If the fumble return wasn't the defensive play of the game, Peters' third quarter interception was. The Ravens offense came out of halftime hot, but running back Gus Edwards fumbled near the goal line and the Colts recovered.
On the very next play Rivers tried to go deep, but Peters was waiting. He caught the pass intended for Marcus Johnson and held onto it as he took three steps backwards. Johnson eventually pulled Peters' hand off the ball and it fell to the turf and was originally ruled incomplete.
"I went over and asked Philip Rivers if he thought it was a pick. He didn't think so," Peters said with a laugh.
Luckily for the Ravens, Head Coach John Harbaugh had the wherewithal to challenge it. As Senior Vice President of Officiating Alberto Riveron explained, Peters clearly had possession of the ball and took three steps with it before losing control. After replay, the call was overturned.
"I just felt like he had the ball for quite a while," Harbaugh said. "It was definitely a football act. There was no ball movement, no bobbling of it. By rule, it was a catch. I just congratulate the officials … I thought they made the right call by rule. We deserved that interception."
The Ravens defense forced a three-and-out on the Colts' next drive, just as Baltimore's offense got humming and chewed up the clock. Baltimore's defense allowed just one yard in the third quarter.
The Colts put together a long drive at the start of the fourth quarter, but the Ravens closed the door on fourth-and-1 when outside linebacker Matthew Judon and a ferocious blitz came at Rivers. Judon hit Rivers' arm, forcing an incompletion and turnover on downs that all but sealed the game.
Baltimore got two more stops in the fourth quarter, preserving a second-half shutout.
"I thought Don Martindale called one of his very best games," Harbaugh said. "He was kind of going at it with [Colts Head] Coach [Frank] Reich and Philip Rivers. He called a heck of a game, maybe one of his best ever."
The Colts outgained the Ravens, 339-266. They picked up one more first down. But it was Peters and the Ravens' thieving defense – once again – that made the difference. Peters now has three interceptions, three forced fumbles and two fumble recoveries in eight games this season.
This team, this defense is the best defense in the NFL at causing fumbles. They are the best," Reich said. "Then Marcus Peters, he's the best intercepter guy in the NFL, has been for years. They played to their strength and made two big plays."

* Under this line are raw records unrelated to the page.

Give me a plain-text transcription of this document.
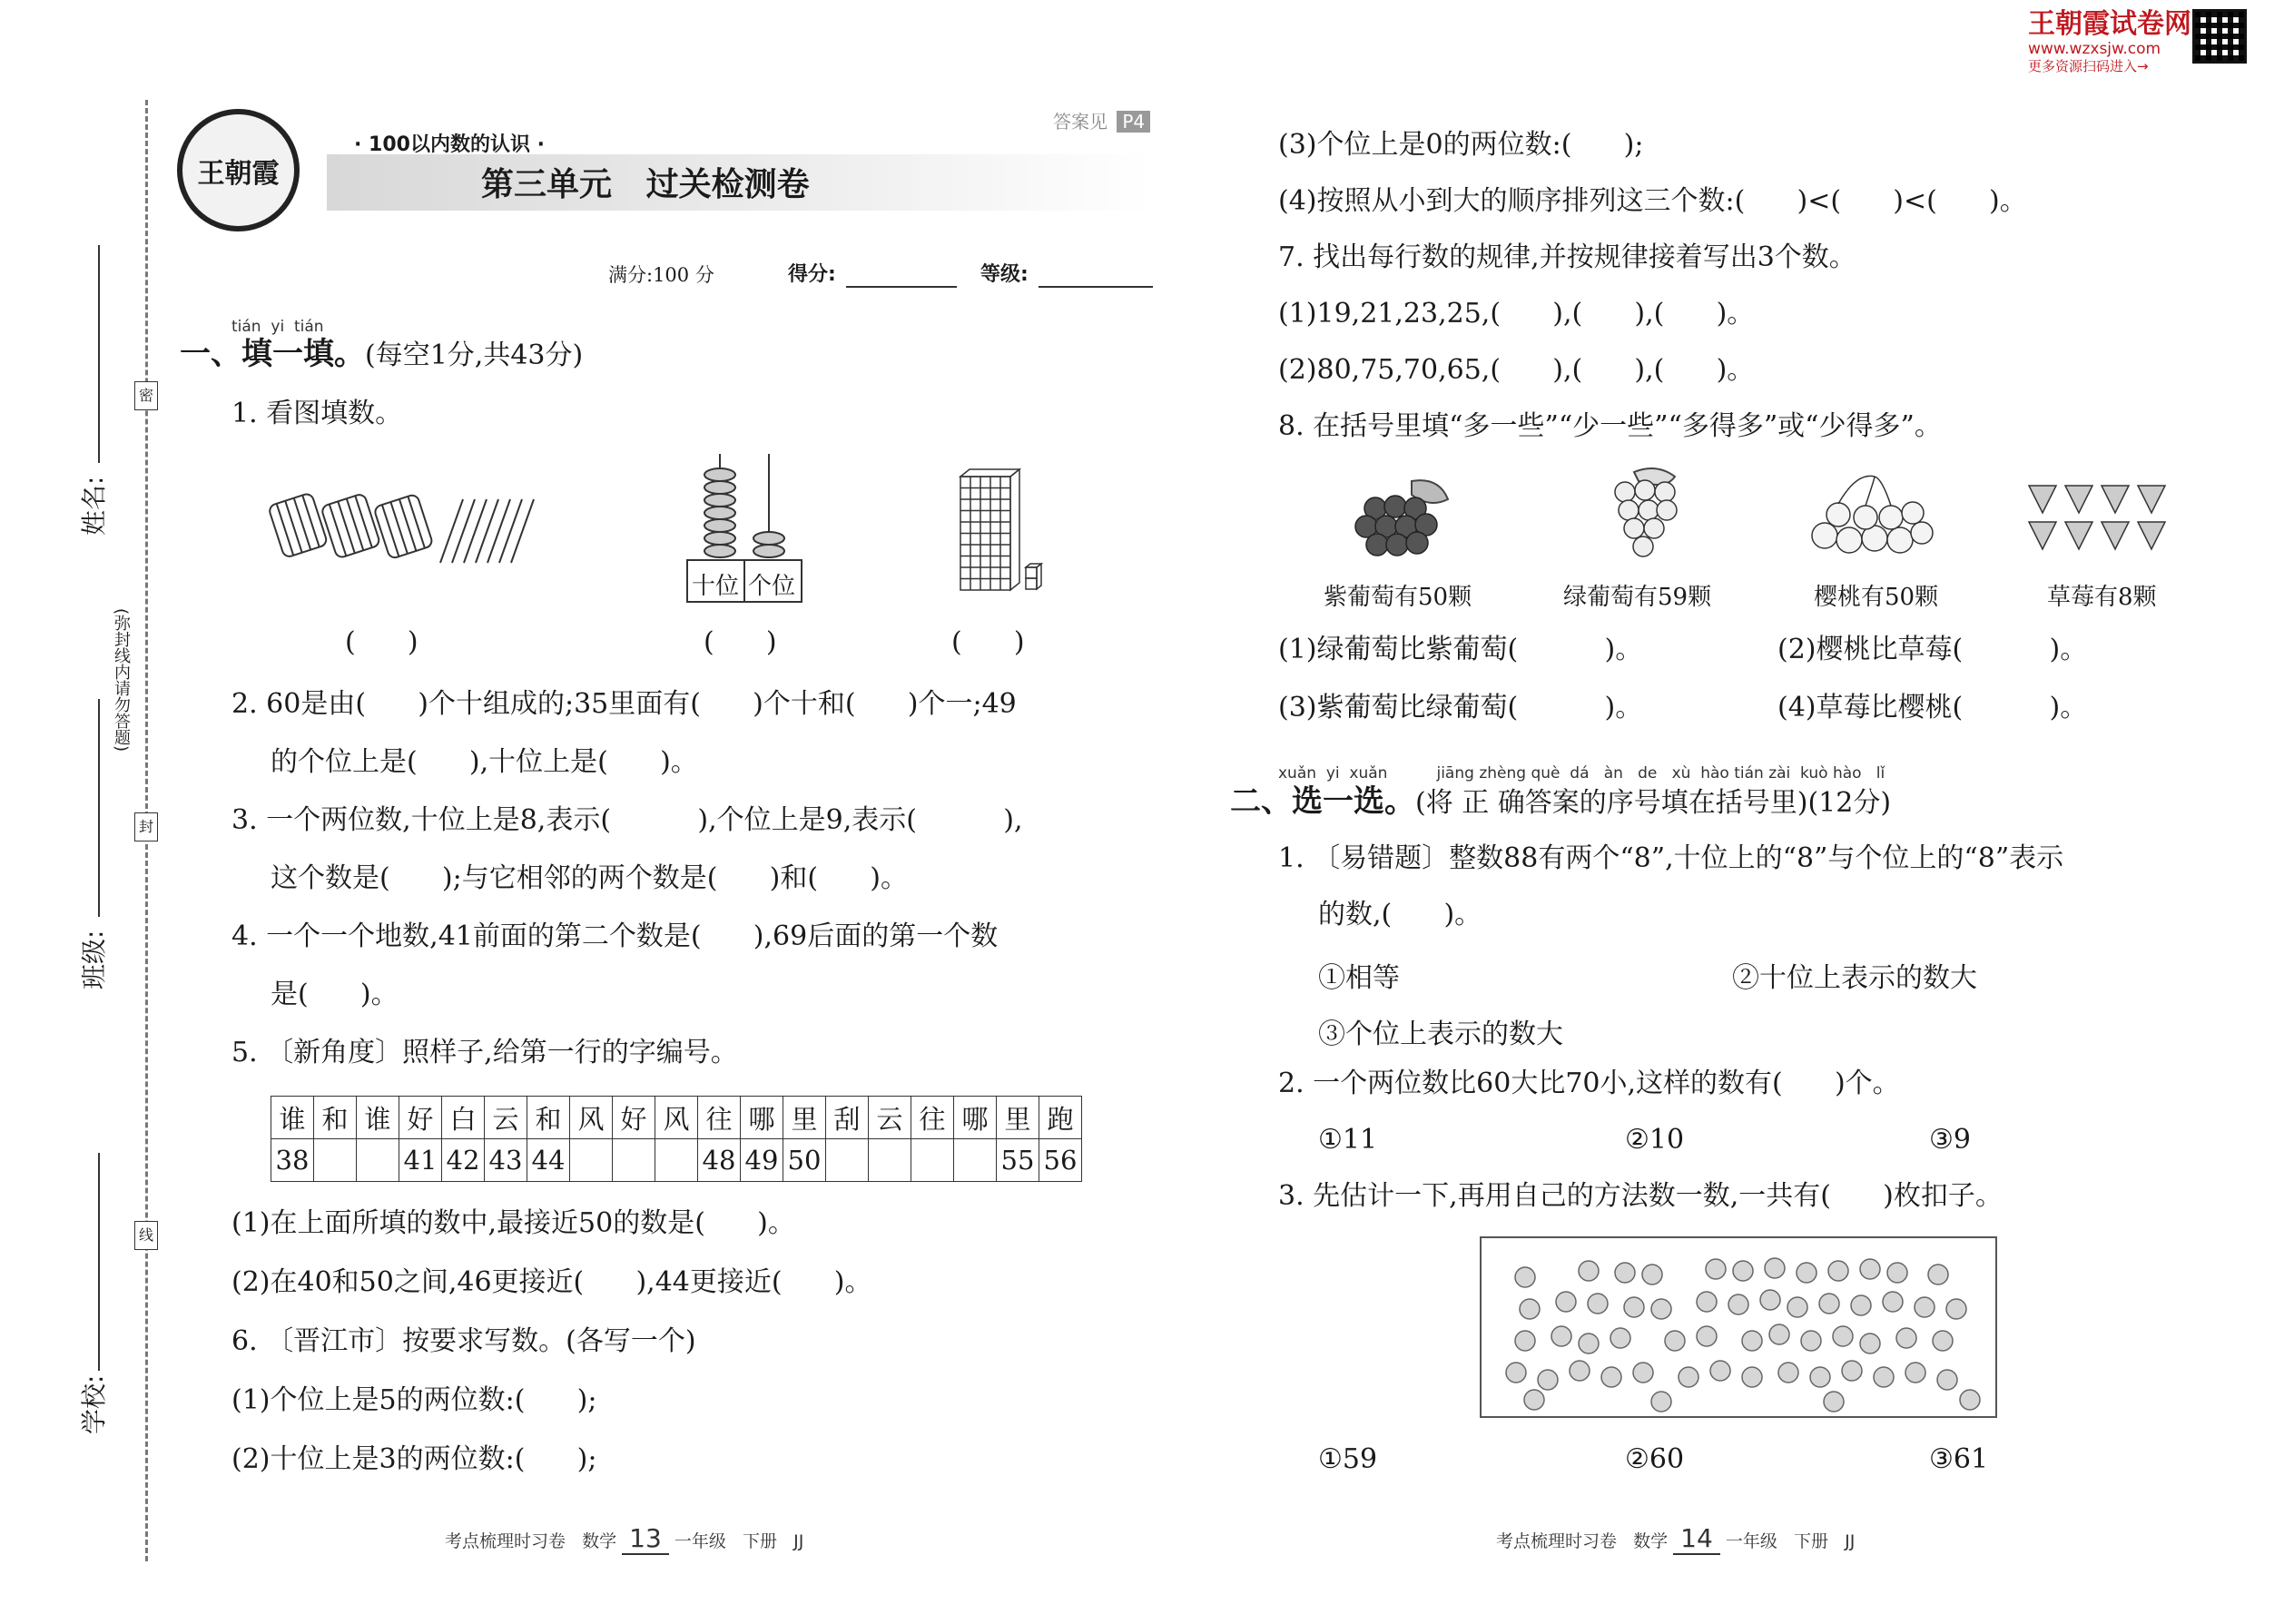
王朝霞试卷网
www.wzxsjw.com
更多资源扫码进入→
姓名:
班级:
学校:
(弥封线内请勿答题)
密
封
线
王朝霞
· 100以内数的认识 ·
答案见 P4
第三单元   过关检测卷
满分:100 分	得分:	等级:
tián  yi  tián
一、填一填。(每空1分,共43分)
1. 看图填数。
十位 个位
(      )	(      )	(      )
2. 60是由(      )个十组成的;35里面有(      )个十和(      )个一;49
的个位上是(      ),十位上是(      )。
3. 一个两位数,十位上是8,表示(          ),个位上是9,表示(          ),
这个数是(      );与它相邻的两个数是(      )和(      )。
4. 一个一个地数,41前面的第二个数是(      ),69后面的第一个数
是(      )。
5. 〔新角度〕照样子,给第一行的字编号。
谁	和	谁	好	白	云	和	风	好	风	往	哪	里	刮	云	往	哪	里	跑
38			41	42	43	44				48	49	50					55	56
(1)在上面所填的数中,最接近50的数是(      )。
(2)在40和50之间,46更接近(      ),44更接近(      )。
6. 〔晋江市〕按要求写数。(各写一个)
(1)个位上是5的两位数:(      );
(2)十位上是3的两位数:(      );
考点梳理时习卷   数学 13 一年级   下册   JJ
(3)个位上是0的两位数:(      );
(4)按照从小到大的顺序排列这三个数:(      )<(      )<(      )。
7. 找出每行数的规律,并按规律接着写出3个数。
(1)19,21,23,25,(      ),(      ),(      )。
(2)80,75,70,65,(      ),(      ),(      )。
8. 在括号里填“多一些”“少一些”“多得多”或“少得多”。
紫葡萄有50颗	绿葡萄有59颗	樱桃有50颗	草莓有8颗
(1)绿葡萄比紫葡萄(          )。	(2)樱桃比草莓(          )。
(3)紫葡萄比绿葡萄(          )。	(4)草莓比樱桃(          )。
xuǎn  yi  xuǎn          jiāng zhèng què  dá   àn   de   xù  hào tián zài  kuò hào   lǐ
二、选一选。(将 正 确答案的序号填在括号里)(12分)
1. 〔易错题〕整数88有两个“8”,十位上的“8”与个位上的“8”表示
的数,(      )。
①相等	②十位上表示的数大
③个位上表示的数大
2. 一个两位数比60大比70小,这样的数有(      )个。
①11	②10	③9
3. 先估计一下,再用自己的方法数一数,一共有(      )枚扣子。
①59	②60	③61
考点梳理时习卷   数学 14 一年级   下册   JJ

The Ravens defense has dominated all season long, but with so many players out of practice this week, it was even more impressive.
Judon, who was another "high-risk close contact," had a team-high seven tackles and the big-time pressure on fourth down to force an incompletion. Rookie linebacker Malik Harrison, who was one of the Ravens who didn't practice all week until Saturday's walk-through, had six tackles as L.J. Fort (finger) sat out. Safety DeShon Elliott and rookie linebacker Patrick Queen were two more who missed practice but also stood out Sunday.
"Everybody who missed this week of practice, they took the preparation at their best and they focused on the film. So it allowed them to come out here and play fast," Peters said.
"We all took it as somebody just got to step up. We can't complain. We understand the situation that we were dealt this year. Things are going to be up and down throughout this whole year. We just have to find a way to adapt and overcome these kinds of situations."